Publié le 03/08/2015

Le harcèlement moral est un sujet souvent abordé quand on évoque les risques psychosociaux. Nadine Maudinas, psychologue du travail que nous vous avons déjà présentée dans nos colonnes, nous fait part de son analyse d’une telle situation et de ses conseils pour remédier à ses répercussions sur la santé au travail.

Parler de harcèlement moral au travail renvoie à deux réalités : celle de la justice et celle de l’entreprise au sens large.
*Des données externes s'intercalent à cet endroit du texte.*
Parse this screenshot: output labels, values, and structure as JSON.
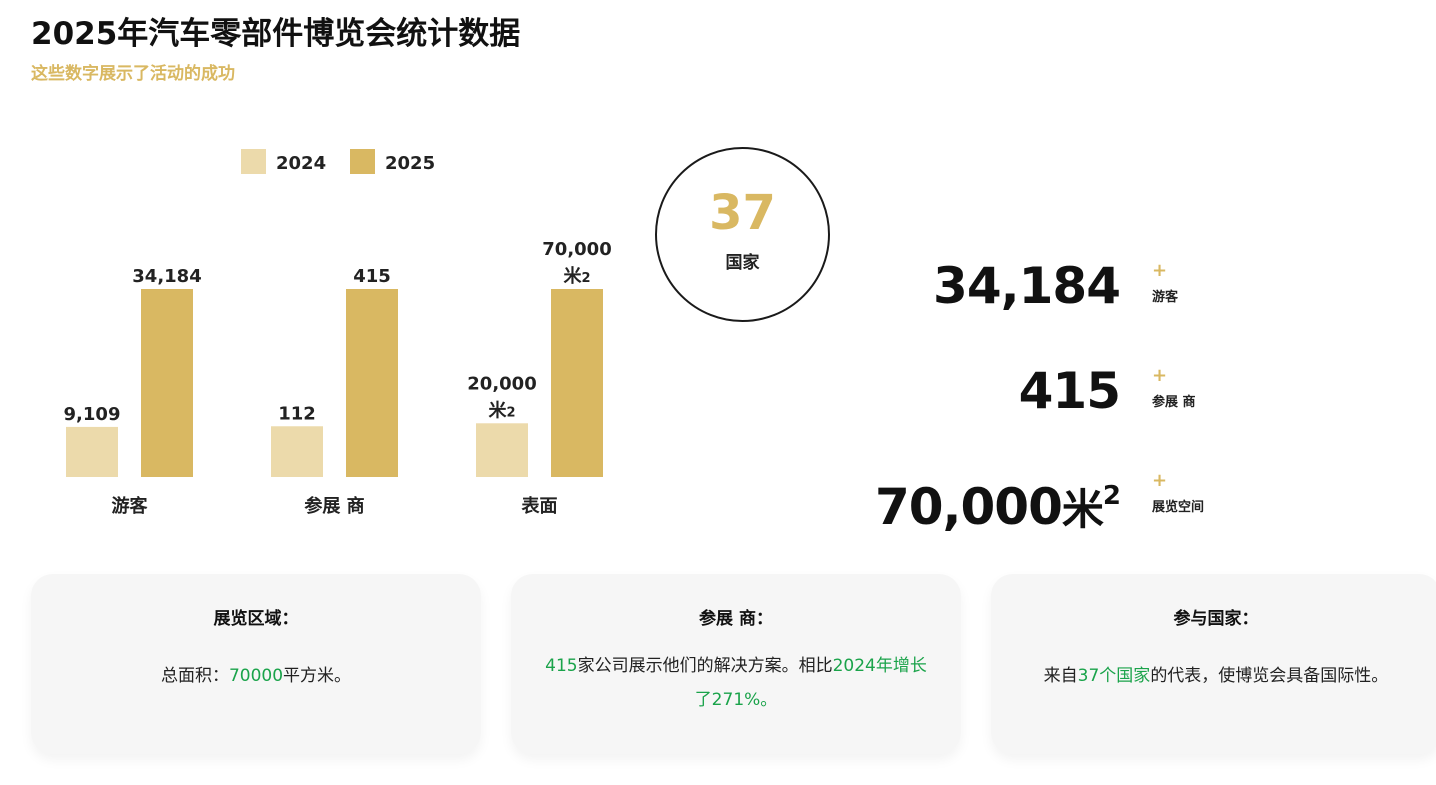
{
  "header": {
    "title": "2025年汽车零部件博览会统计数据",
    "subtitle": "这些数字展示了活动的成功"
  },
  "colors": {
    "accent": "#d9b862",
    "light": "#ecdaab",
    "highlight": "#1aa34a"
  },
  "chart_data": {
    "type": "bar",
    "categories": [
      "游客",
      "参展 商",
      "表面"
    ],
    "series": [
      {
        "name": "2024",
        "values": [
          9109,
          112,
          20000
        ],
        "labels": [
          "9,109",
          "112",
          "20,000 米2"
        ]
      },
      {
        "name": "2025",
        "values": [
          34184,
          415,
          70000
        ],
        "labels": [
          "34,184",
          "415",
          "70,000 米2"
        ]
      }
    ],
    "legend": "top",
    "grid": false
  },
  "circle": {
    "value": "37",
    "label": "国家"
  },
  "stats": [
    {
      "value": "34,184",
      "unit": "",
      "sup": "",
      "plus": "+",
      "label": "游客"
    },
    {
      "value": "415",
      "unit": "",
      "sup": "",
      "plus": "+",
      "label": "参展 商"
    },
    {
      "value": "70,000",
      "unit": "米",
      "sup": "2",
      "plus": "+",
      "label": "展览空间"
    }
  ],
  "cards": [
    {
      "title": "展览区域：",
      "body": [
        {
          "text": "总面积：",
          "hl": false
        },
        {
          "text": "70000",
          "hl": true
        },
        {
          "text": "平方米。",
          "hl": false
        }
      ]
    },
    {
      "title": "参展 商：",
      "body": [
        {
          "text": "415",
          "hl": true
        },
        {
          "text": "家公司展示他们的解决方案。相比",
          "hl": false
        },
        {
          "text": "2024年增长了271%。",
          "hl": true
        }
      ]
    },
    {
      "title": "参与国家：",
      "body": [
        {
          "text": "来自",
          "hl": false
        },
        {
          "text": "37个国家",
          "hl": true
        },
        {
          "text": "的代表，使博览会具备国际性。",
          "hl": false
        }
      ]
    }
  ]
}
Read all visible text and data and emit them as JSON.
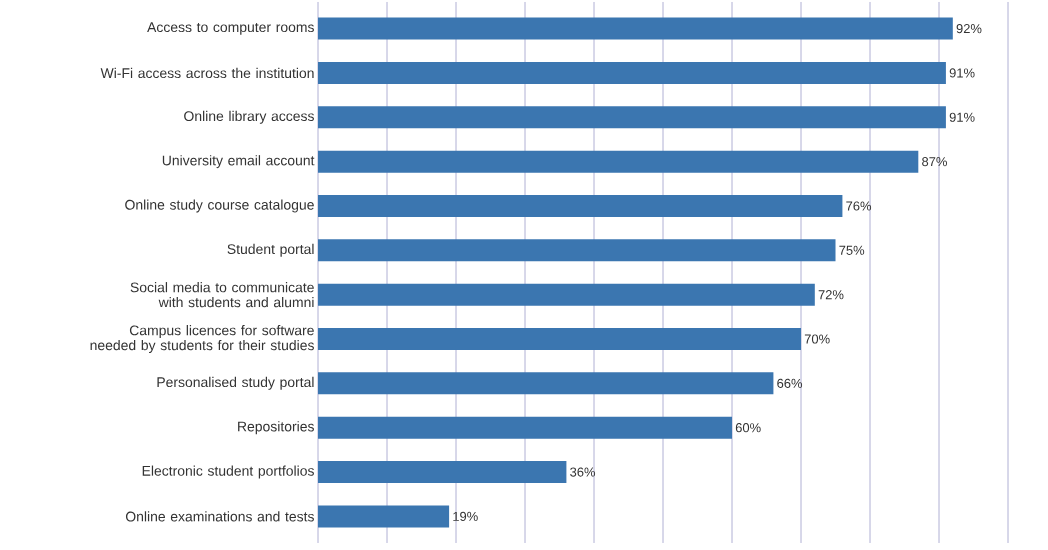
{
  "chart_data": {
    "type": "bar",
    "orientation": "horizontal",
    "categories": [
      "Access to computer rooms",
      "Wi-Fi access across the institution",
      "Online library access",
      "University email account",
      "Online study course catalogue",
      "Student portal",
      "Social media to communicate with students and alumni",
      "Campus licences for software needed by students for their studies",
      "Personalised study portal",
      "Repositories",
      "Electronic student portfolios",
      "Online examinations and tests"
    ],
    "values": [
      92,
      91,
      91,
      87,
      76,
      75,
      72,
      70,
      66,
      60,
      36,
      19
    ],
    "color": "#3b76b0",
    "data_labels": true,
    "value_labels": [
      "92%",
      "91%",
      "91%",
      "87%",
      "76%",
      "75%",
      "72%",
      "70%",
      "66%",
      "60%",
      "36%",
      "19%"
    ],
    "xlim": [
      0,
      100
    ],
    "xticks": [
      {
        "value": 0,
        "label": null
      },
      {
        "value": 10,
        "label": null
      },
      {
        "value": 20,
        "label": null
      },
      {
        "value": 30,
        "label": null
      },
      {
        "value": 40,
        "label": null
      },
      {
        "value": 50,
        "label": null
      },
      {
        "value": 60,
        "label": null
      },
      {
        "value": 70,
        "label": null
      },
      {
        "value": 80,
        "label": null
      },
      {
        "value": 90,
        "label": null
      },
      {
        "value": 100,
        "label": null
      }
    ],
    "grid": "x",
    "tick_labels": "y"
  }
}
Réalité juridique ou organisationnelle

Faire face au harcèlement moral...

Juridiquement, le simple fait de se sentir victime de harcèlement ne suffit pas à le constituer. Seul le juge, après avoir analysé les agissements de l’auteur et les conséquences subies par la victime, est en mesure de caractériser le harcèlement moral. Aujourd’hui, même si la jurisprudence évolue, nombreuses sont les affaires classées sans suite, par manque de preuves suffisantes. Et puis, certains salariés ne veulent pas aller jusque-là, faute de temps, d’argent et surtout faute de « foi ». En effet, ils estiment le combat perdu d’avance dans cette lutte du pot de terre contre le pot de fer. Enfin, les personnes qui signent une rupture conventionnelle ne saisissent pas la justice.

Sur le terrain de l’entreprise, les situations de violence se banalisent, qu’il s’agisse ou non de harcèlement moral. Pour lutter efficacement, il convient d’aborder la question sous l’angle du travail, sans chercher à caractériser les agissements en cause et donc à parler de harcèlement moral.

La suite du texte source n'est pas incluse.